4lex4 / scantailor-advanced

ScanTailor Advanced is the version that merges the features of the ScanTailor Featured and ScanTailor Enhanced versions, brings new ones and fixes.
GNU General Public License v3.0
1.15k stars 128 forks source link

Declare page dimensions #185

Open corei8 opened 2 years ago

corei8 commented 2 years ago

Can there be a feature which declare the dimensions of the output PDF? Right now I can view the final dimensions as I play with the margins, but having a pre-defined output would be more convenient.

artmandc commented 2 years ago

Specifying the pixel dimensions of the output image files (e,g, 2550x3300 for letter size, 300 dpi) would end the workaround — which I struggle with — of adding a blank image of the desired dimension to the processing queue. Thanks for Scantailor Advanced!

Piolie commented 2 years ago

It can be done. In step 4 Select Content you can specify a Page box of Manual size. If you apply the same page box to all pages then the document size is fixed by your page box size.

However, it is very easy to screw up the size when changing the margins. If you set margins which would fall outside the page box, then the document size is overridden. This has happened to me frequently when adjusting the margins with Shift+LMB+drag. Also, the page box can't leave any part of an existing content box out (see #123 for some details). The workaround is to first set the page box for the whole document and then do the content recognition.

This step needs some polish. But the alternative is to do several iterations of ordering pages by height/width and manually adjust the margins of the tallest/widest until the whole document is within spec—doable, but no bueno.

artmandc commented 2 years ago

I found it nearly impossible to enter my desired dimension with flaky actions like typing "11" but getting "51." Also, what should be full page of text ends up reduced to about 1/4 size centered on a mostly-empty page, despite source and output tif files being same resolution.

My project, if it matters, involves starting with scanned microfilm images (some 300, some 600 dpi), each with two pages of text.

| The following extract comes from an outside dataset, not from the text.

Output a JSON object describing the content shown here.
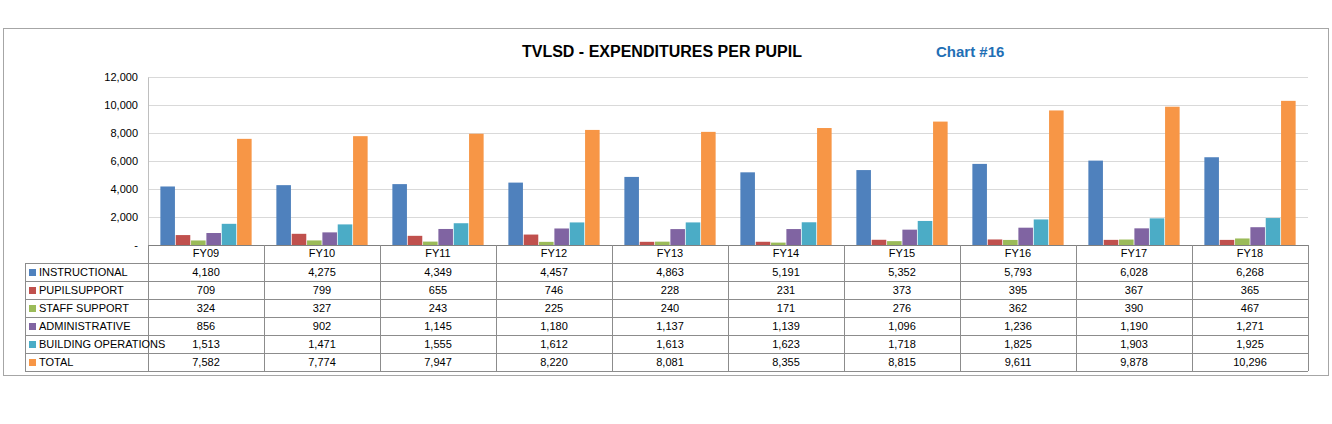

The end product is PDFs created and OCR'ed with Tesseract. I really like the quality of the grayscale-to-black+white conversion in ScanTailor, but the rest of the process is driving me mad. Also, the guides make alignment easier from page-to-page.

In the meantime, though, I may have to find a different solution.

Piolie commented 2 years ago

I found it nearly impossible to enter my desired dimension with flaky actions like typing "11" but getting "51."

This happens because the desired page box border would intersect the selected content box border, and so ST resizes the page box. I think the software should not impose limits on the page box, but for the moment you can avoid this strange behavior by deleting the content box before setting changing the page box.

(some 300, some 600 dpi)

There are also problems if you use input images with different DPIs (see #173) in the same project. The only workaround I found is adhering to a single DPI within one project.